The Melbourne-India Postgraduate Program (MIPP) will link the University of Melbourne with leading research institutes in India: the Indian Institute of Science in Bangalore (IISc), the Institute of Technology Kanpur (IITK) and the Institute of Technology Madras (IITM).
A joint initiative of the four institutions, the AU$3 million program will provide 16 PhD scholarships and associated support for research exchanges over the next three years.
“By enabling students from India and Australia to undertake jointly developed research of the highest quality, we’re confident the program will address shared global challenges in areas of environmental, societal and technological need, said University of Melbourne’s vice-chancellor Professor Glyn Davis. “Beyond this, we’re excited that the program will give students the opportunity to contribute to the development of education, cultural and industry links between both countries.”
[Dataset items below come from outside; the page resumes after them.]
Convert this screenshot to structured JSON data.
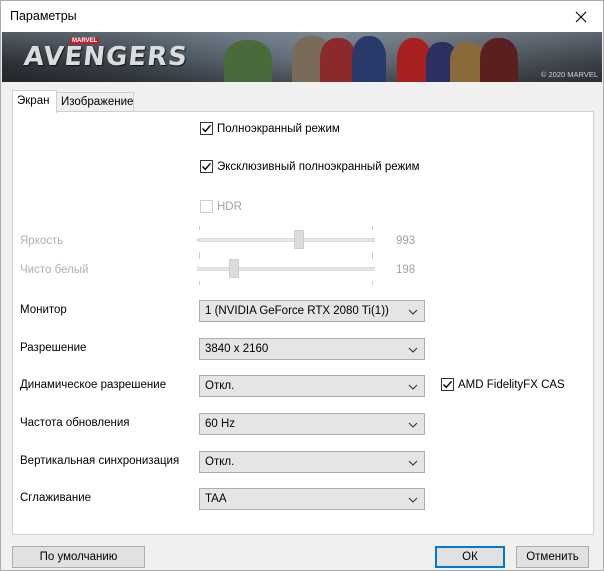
{
  "window": {
    "title": "Параметры"
  },
  "banner": {
    "logo_small": "MARVEL",
    "logo": "AVENGERS",
    "copyright": "© 2020 MARVEL"
  },
  "tabs": [
    {
      "label": "Экран",
      "active": true
    },
    {
      "label": "Изображение",
      "active": false
    }
  ],
  "display": {
    "fullscreen": {
      "label": "Полноэкранный режим",
      "checked": true
    },
    "exclusive_fullscreen": {
      "label": "Эксклюзивный полноэкранный режим",
      "checked": true
    },
    "hdr": {
      "label": "HDR",
      "checked": false,
      "enabled": false
    },
    "brightness": {
      "label": "Яркость",
      "value": "993",
      "fraction": 0.58
    },
    "pure_white": {
      "label": "Чисто белый",
      "value": "198",
      "fraction": 0.19
    },
    "monitor": {
      "label": "Монитор",
      "value": "1 (NVIDIA GeForce RTX 2080 Ti(1))"
    },
    "resolution": {
      "label": "Разрешение",
      "value": "3840 x 2160"
    },
    "dynamic_resolution": {
      "label": "Динамическое разрешение",
      "value": "Откл."
    },
    "fidelityfx": {
      "label": "AMD FidelityFX CAS",
      "checked": true
    },
    "refresh_rate": {
      "label": "Частота обновления",
      "value": "60 Hz"
    },
    "vsync": {
      "label": "Вертикальная синхронизация",
      "value": "Откл."
    },
    "antialiasing": {
      "label": "Сглаживание",
      "value": "TAA"
    }
  },
  "buttons": {
    "defaults": "По умолчанию",
    "ok": "ОК",
    "cancel": "Отменить"
  }
}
The program will officially commence in 2014 and will be open to PhD students enrolled at the University Of Melbourne, to be co-supervised by staff at IITK, IITM or IISC. Alternatively, students enrolled in one of the three Indian institutions will have access to co-supervision with Melbourne academics.
IITK director Professor Indranil Manna believes that the initiative would bring the four leading institutions together.
“Australian and Indian communities hold immense respect for each other and this is yet another opportunity that would contribute to the strengthening of cultural ties between the two great nations,” Professor Manna said.
“The Faculty at IIT Kanpur has always advocated and encouraged inter-disciplinary and inter-institutional collaboration and cooperation in all areas of mutual interest in science and Engineering. Such programs not only contribute to diversity on campus, but also help build bridges across geographical borders,” he said.